Who we are
Seven researchers.
One conviction.
Agro-Feme Septet began not as a project but as a question — and the stubbornness to pursue it through five planting seasons, two international awards, and one government framework.
Our mission
To demonstrate, at scale, that nature-based food systems managed by women outperform extractive agriculture on every metric that matters — yield, soil health, household income, and ecological resilience.
We are a septet — seven researchers at different career stages, with complementary expertise in soil science, fisheries management, agricultural economics, gender studies, and community development.
We operate out of Bangladesh Agricultural University but our work belongs to the communities that host it.

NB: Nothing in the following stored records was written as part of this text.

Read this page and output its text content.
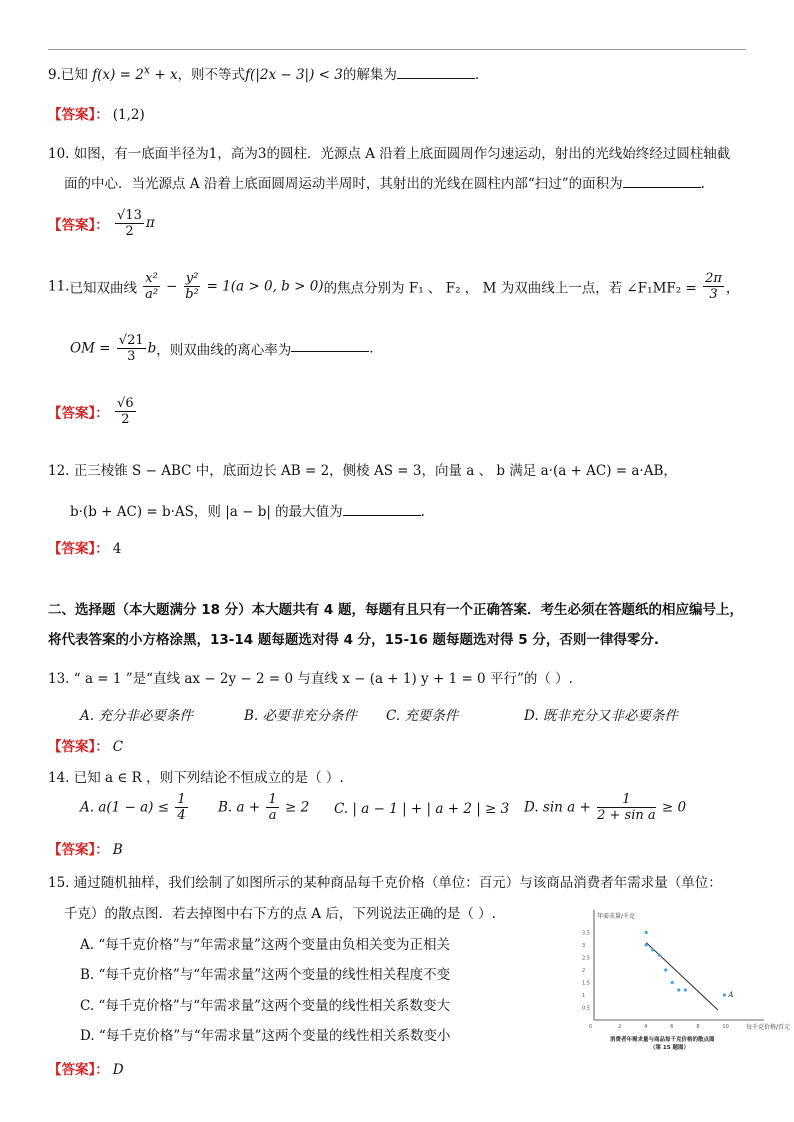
9.已知 $f(x) = 2^x + x$，则不等式f(|2x − 3|) < 3的解集为	.
【答案】： (1,2)
10. 如图，有一底面半径为1，高为3的圆柱．光源点 A 沿着上底面圆周作匀速运动，射出的光线始终经过圆柱轴截
面的中心．当光源点 A 沿着上底面圆周运动半周时，其射出的光线在圆柱内部“扫过”的面积为	.
【答案】： $\frac{√13}{2}$ π
11.已知双曲线 $\frac{\text{x²}}{\text{a²}} - \frac{\text{y²}}{\text{b²}} = 1(a > 0$, b > 0)的焦点分别为 F₁ 、 F₂ ， M 为双曲线上一点，若 ∠F₁MF₂ = $\frac{2\pi}{3}$ ，
OM = $\frac{√21}{3}$ b，则双曲线的离心率为	.
【答案】： $\frac{√6}{2}$
12. 正三棱锥 S − ABC 中，底面边长 AB = 2，侧棱 AS = 3，向量 a 、 b 满足 a·(a + AC) = a·AB，
b·(b + AC) = b·AS，则 |a − b| 的最大值为	.
【答案】： 4
二、选择题（本大题满分 18 分）本大题共有 4 题，每题有且只有一个正确答案．考生必须在答题纸的相应编号上，
将代表答案的小方格涂黑，13-14 题每题选对得 4 分，15-16 题每题选对得 5 分，否则一律得零分.
13. “ a = 1 ”是“直线 ax − 2y − 2 = 0 与直线 x − (a + 1) y + 1 = 0 平行”的（ ）.
A. 充分非必要条件	B. 必要非充分条件 C. 充要条件	D. 既非充分又非必要条件
【答案】： C
14. 已知 a ∈ R ，则下列结论不恒成立的是（ ）.
A. $a(1 - a) \le \frac{1}{4} B$. $a + \frac{1}{a} \ge 2$ C. | a − 1 | + | a + 2 | ≥ 3 D. $\sin a + \frac{1}{\text{2 + sin a}} \ge 0$
【答案】： B
15. 通过随机抽样，我们绘制了如图所示的某种商品每千克价格（单位：百元）与该商品消费者年需求量（单位：
千克）的散点图．若去掉图中右下方的点 A 后，下列说法正确的是（ ）.
A. “每千克价格”与“年需求量”这两个变量由负相关变为正相关
B. “每千克价格”与“年需求量”这两个变量的线性相关程度不变
C. “每千克价格”与“年需求量”这两个变量的线性相关系数变大
D. “每千克价格”与“年需求量”这两个变量的线性相关系数变小
【答案】： D
年需求量/千克
每千克价格/百元
0	2	4	6	8	10
0.5
1
1.5
2
2.5
3
3.5
A
消费者年需求量与商品每千克价格的散点图
（第 15 题图）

Our lab is a field. Our peer reviewers include the farmers who told us when we got it wrong.
What guides us
Our values
- Women at the centre
- Every research decision — from hypothesis to dissemination — is led by or co-designed with women. Participation is not optics; it is methodology.
- Nature-based, not nature-adjacent
- We reject interventions that merely reduce chemical load. Our benchmark is ecosystem restoration: soil biota, water retention, biodiversity indices.
- Community before journal
- Findings go back to farming households in plain language before they go to academic reviewers. Communities are co-authors of the knowledge, not subjects.
- Rigour without extractivism
- We publish open access, share raw datasets, and train local enumerators to own the data long after we leave. Research relationships do not end at harvest.
How we got here
Timeline
Founded at BAU
Seven undergraduate researchers form an informal study group at Bangladesh Agricultural University, Mymensingh, unified by a single question: can ecological interventions outperform chemical inputs for smallholder food security?
First field trials
Twelve farming households in Tangail agree to participatory research. SRI rice trials and integrated pest management plots run alongside control fields. First season data is collected entirely by women enumerators.
Peer-reviewed publication
Findings from the first crop cycle published in the Journal of Agricultural Science, Bangladesh. The paper becomes one of the most downloaded articles from a Bangladeshi university that year.
Green Future Prize
BRAC and UN Environment Programme award Agro-Feme Septet the Youth Category prize. Funding enables scaling to 35 households and hiring three community liaisons.
National & international recognition
Two awards in one year: Bangladesh Academy of Sciences Best Innovation in Sustainable Agriculture, and the FAO Regional Women in Agriculture Award for South Asia.
Policy integration
Research findings cited in the Bangladesh National Agro-Ecological Transition Framework. The team now advises the Ministry of Agriculture on women-led extension programming.